For Ann Debono, representational paintings are uniquely paradoxical objects. Her paintings meld realism with abstraction to explore the condition of an image as it stands in relation to the visible world. For Debono, visible phenomena around her seem to fluctuate between two poles: of latency and potency, silence and speech, illegibility and legibility, without ever touching and fusing with either extreme. Her choice of imagery exemplifies this fluctuation: a shattered window-pane, photos from a book or marks on a concrete footpath, all vying for precedence. As the viewer’s eye navigates these compositions the artist questions their reflections on what is significant in the world. Debono’s paintings also provide a glimpse into the artists process of viewing, and the aesthetic potentiality of imagery she observes in her everyday environment. These paintings attempt to transmit an image of the world as a field of infinite regression of images behind images through which some spectral ‘real’ is evacuating.

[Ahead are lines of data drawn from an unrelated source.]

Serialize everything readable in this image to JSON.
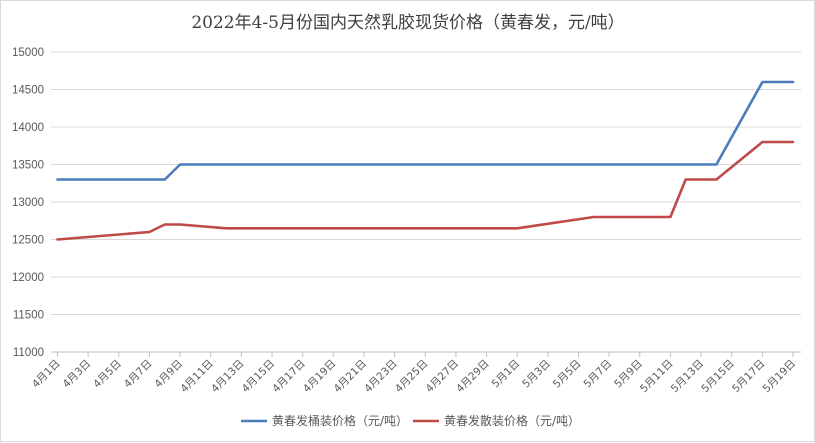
{
  "chart_data": {
    "type": "line",
    "title": "2022年4-5月份国内天然乳胶现货价格（黄春发，元/吨）",
    "xlabel": "",
    "ylabel": "",
    "ylim": [
      11000,
      15000
    ],
    "yticks": [
      11000,
      11500,
      12000,
      12500,
      13000,
      13500,
      14000,
      14500,
      15000
    ],
    "grid": true,
    "legend_position": "bottom",
    "categories": [
      "4月1日",
      "4月3日",
      "4月5日",
      "4月7日",
      "4月9日",
      "4月11日",
      "4月13日",
      "4月15日",
      "4月17日",
      "4月19日",
      "4月21日",
      "4月23日",
      "4月25日",
      "4月27日",
      "4月29日",
      "5月1日",
      "5月3日",
      "5月5日",
      "5月7日",
      "5月9日",
      "5月11日",
      "5月13日",
      "5月15日",
      "5月17日",
      "5月19日"
    ],
    "series": [
      {
        "name": "黄春发桶装价格（元/吨）",
        "color": "#4a7ebb",
        "points": [
          {
            "x": "4月1日",
            "y": 13300
          },
          {
            "x": "4月7日",
            "y": 13300
          },
          {
            "x": "4月8日",
            "y": 13300
          },
          {
            "x": "4月9日",
            "y": 13500
          },
          {
            "x": "5月13日",
            "y": 13500
          },
          {
            "x": "5月14日",
            "y": 13500
          },
          {
            "x": "5月17日",
            "y": 14600
          },
          {
            "x": "5月19日",
            "y": 14600
          }
        ]
      },
      {
        "name": "黄春发散装价格（元/吨）",
        "color": "#be4b48",
        "points": [
          {
            "x": "4月1日",
            "y": 12500
          },
          {
            "x": "4月7日",
            "y": 12600
          },
          {
            "x": "4月8日",
            "y": 12700
          },
          {
            "x": "4月9日",
            "y": 12700
          },
          {
            "x": "4月12日",
            "y": 12650
          },
          {
            "x": "5月1日",
            "y": 12650
          },
          {
            "x": "5月6日",
            "y": 12800
          },
          {
            "x": "5月11日",
            "y": 12800
          },
          {
            "x": "5月12日",
            "y": 13300
          },
          {
            "x": "5月14日",
            "y": 13300
          },
          {
            "x": "5月17日",
            "y": 13800
          },
          {
            "x": "5月19日",
            "y": 13800
          }
        ]
      }
    ]
  }
}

Ann Debono is represented by Sutton Gallery, Melbourne.

Daichi Takagi was born in 1982 in Gifu, Japan, and is currently living and working in Kanagawa. He received his B.F.A and M.F.A in Painting from Tama Art University, Tokyo. He received a Japanese Government Oversea Research Program Grant from the Agency for Cultural Affairs and resided in Amsterdam, Netherlands, in September 2018.
Takagi has presented his work in: solo show “2010-2022” at KAYOKOYUKI / Tokyo, 2023; “Borrowed landscape” at Blum & Poe / Tokyo, 2023; “NEW ORDER” at ECHO / Cologne, 2023; Solo Show at Ramiken, New York, 2022; “DOMANI: The Art of Tomorrow 2021” at The National Art Center / Tokyo, 2021; “Daichi Takagi, Lucia Vidales, Hiroka Yamashita” at Taka Ishii Gallery / Tokyo, 2020; Solo show “Intuition” at TIME & STYLE Amsterdam / Netherlands, 2019; “Contemporary Art Experimental Exhibition -Perspectives (1)” at Intermediatheque, Tokyo, 2017; solo show “Periphery” at Foundation B.a.d, Rotterdam, 2016; “Footprints” at Museum Haus Kasuya, Kanagawa, 2016; “COOL INVITATIONS 2” at XYZ Collective, Tokyo, 2015; “The Way of Painting” at Tokyo Opera City Art Gallery, Tokyo, 2014. Daichi Takagi is represented by KAYOKOYUKI, Tokyo and Ramiken, New York.